All about Big Data
Big data is a term that refers to the huge volume of data – both structured and unstructured – that inundates a business on daily basis. However, it’s not the amount of data that’s necessary. It’s what organizations do with the information that matters. Big data can be analyzed for insights that result in better decisions and strategic business moves.
Who uses big data?
Banking
Education
Government
Health Care
Manufacturing
Retail
Pros
Now let’s discuss a number of the benefits of real-time big data analytics.
1. Quickly recognize errors — Suppose an error has occurred and needs to be resolved ASAP. With real-time big data analytics, this error is recognized promptly and quickly remedied.
2. Savings — Even, however, the implementation of real-time big data analytics can be costly, the high value of immediate data analysis can make up for this expenditure.
3. Progressive services — Monitoring items and services through big data analytics may lead to higher conversion rates for customers, which successively may lead on to higher profits.
4. Real-time fraud detection — The team managing the safety of the systems and servers can be rapidly and effectively informed of fraud, allowing them to take measures in real time, as soon as the fraud is identified.
5. Strategies toward competitors — Big data analytics helps in providing an exact detail of competitors, such as launching a brand new item, decreasing/increasing prices for a specific time or focusing on users from a specific location.
6. Insight — Sales insights are very important for knowing wherever sales stand. These insights could lead on to extra revenue, like not losing a client within the long run, checking the bounce rate and finding the best ways of expanding sales by analyzing real-time big data analytics.
7. Trends — Decisions by analyzing customer trends can be possible with real-time big data analytics.
Cons
Now let’s have a look at the cons.
1. Tools not compatible — The most widely used tool for big data analytics is not currently able to handle real-time data. Therefore we have many expectations with Hadoop that in future Hadoop will add functionality for a real-time approach.

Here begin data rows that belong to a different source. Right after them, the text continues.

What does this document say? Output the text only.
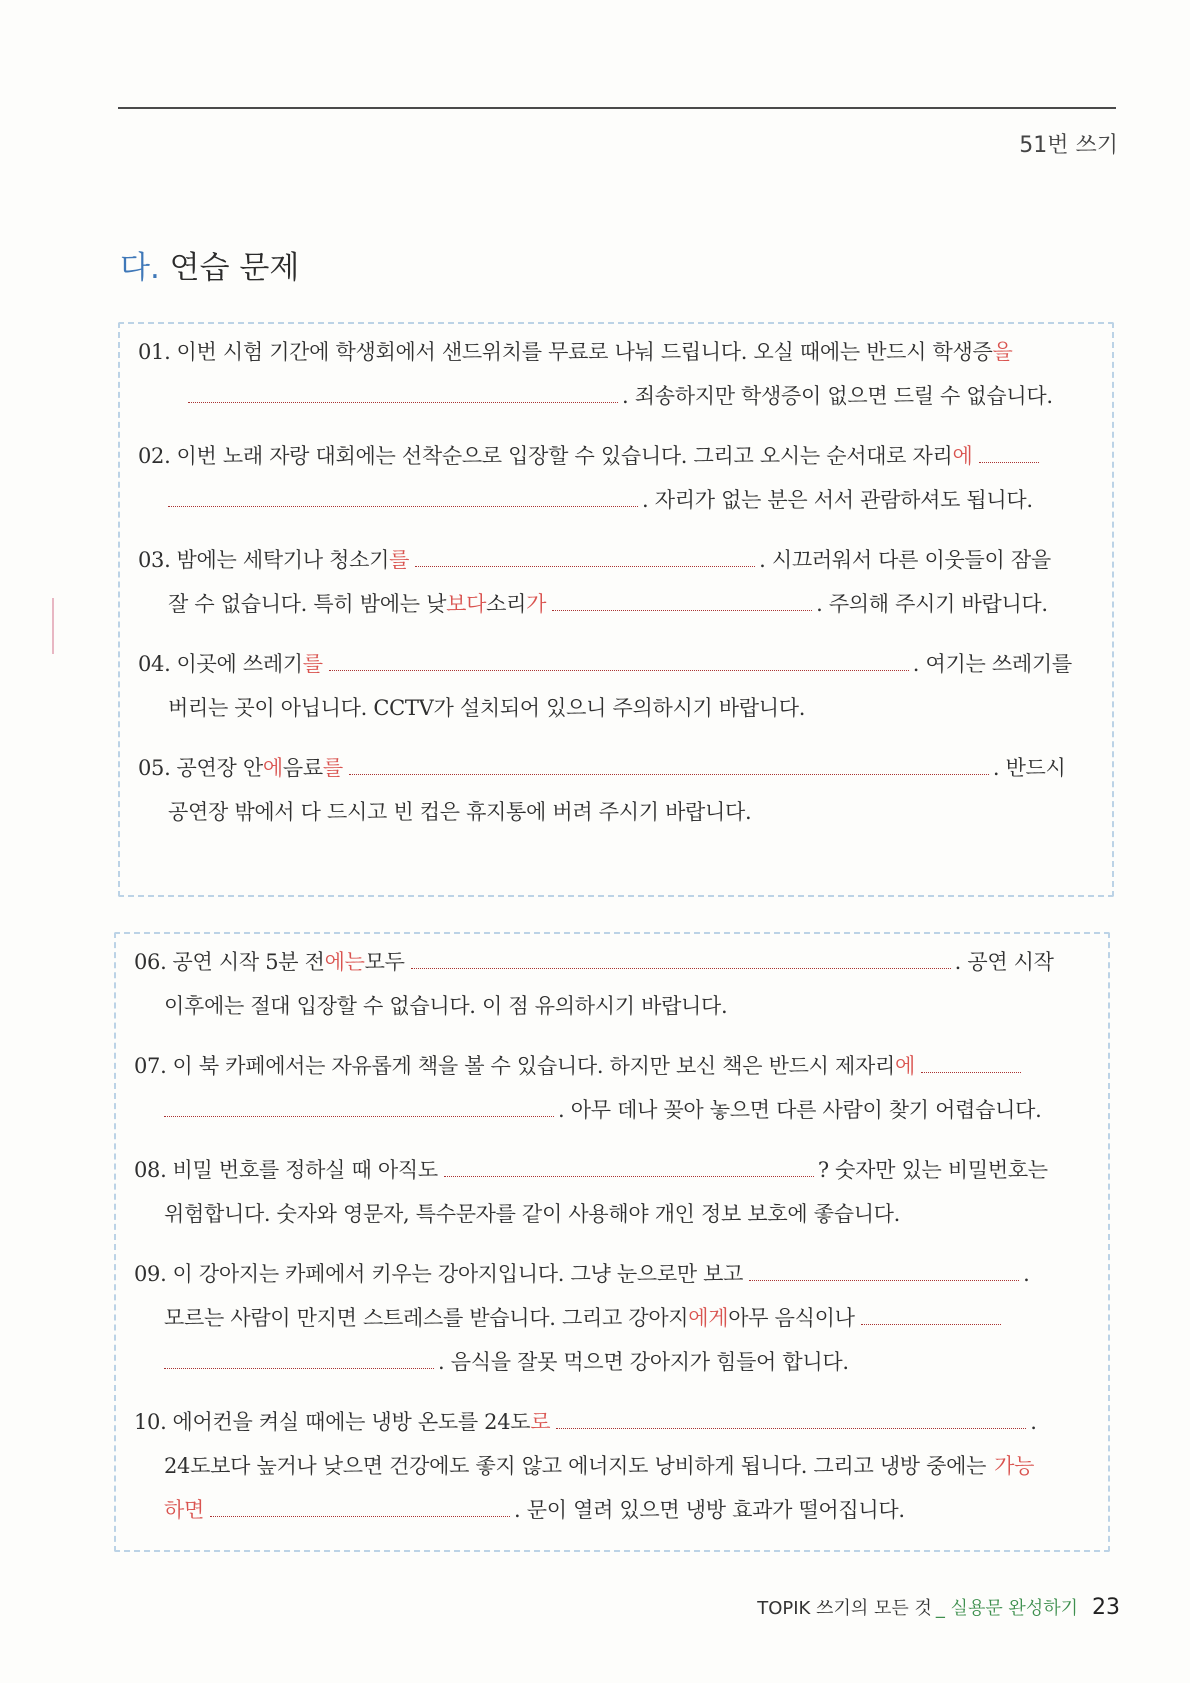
51번 쓰기
다. 연습 문제
01. 이번 시험 기간에 학생회에서 샌드위치를 무료로 나눠 드립니다. 오실 때에는 반드시 학생증 을
. 죄송하지만 학생증이 없으면 드릴 수 없습니다.
02. 이번 노래 자랑 대회에는 선착순으로 입장할 수 있습니다. 그리고 오시는 순서대로 자리 에
. 자리가 없는 분은 서서 관람하셔도 됩니다.
03. 밤에는 세탁기나 청소기 를	. 시끄러워서 다른 이웃들이 잠을
잘 수 없습니다. 특히 밤에는 낮 보다 소리 가	. 주의해 주시기 바랍니다.
04. 이곳에 쓰레기 를	. 여기는 쓰레기를
버리는 곳이 아닙니다. CCTV가 설치되어 있으니 주의하시기 바랍니다.
05. 공연장 안 에 음료 를	. 반드시
공연장 밖에서 다 드시고 빈 컵은 휴지통에 버려 주시기 바랍니다.
06. 공연 시작 5분 전 에는 모두	. 공연 시작
이후에는 절대 입장할 수 없습니다. 이 점 유의하시기 바랍니다.
07. 이 북 카페에서는 자유롭게 책을 볼 수 있습니다. 하지만 보신 책은 반드시 제자리 에
. 아무 데나 꽂아 놓으면 다른 사람이 찾기 어렵습니다.
08. 비밀 번호를 정하실 때 아직도	? 숫자만 있는 비밀번호는
위험합니다. 숫자와 영문자, 특수문자를 같이 사용해야 개인 정보 보호에 좋습니다.
09. 이 강아지는 카페에서 키우는 강아지입니다. 그냥 눈으로만 보고	.
모르는 사람이 만지면 스트레스를 받습니다. 그리고 강아지 에게 아무 음식이나
. 음식을 잘못 먹으면 강아지가 힘들어 합니다.
10. 에어컨을 켜실 때에는 냉방 온도를 24도 로	.
24도보다 높거나 낮으면 건강에도 좋지 않고 에너지도 낭비하게 됩니다. 그리고 냉방 중에는 가능
하면	. 문이 열려 있으면 냉방 효과가 떨어집니다.
TOPIK 쓰기의 모든 것 _ 실용문 완성하기 23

2. New approach required — With the constant inflow of real-time big data, a completely different approach is required. This could be a challenge for some organizations and could lead to alteration of some decisions and plans.
3. Possible failure — Some organizations may see real-time big data analytics as a shiny new toy, and need to execute it promptly. However, if not implemented properly, this might cause a large number of issues.
The Big Data trend is sweeping across each business – and firms everywhere are keen to learn more about this topic so they can better understand how it can improve their business in long run.
In the end, when weighing big data pros and cons, most organizations decide that the upsides outweigh the downsides. However, the relative drawbacks and advantages of big data are always worth careful consideration before moving for a new big data project.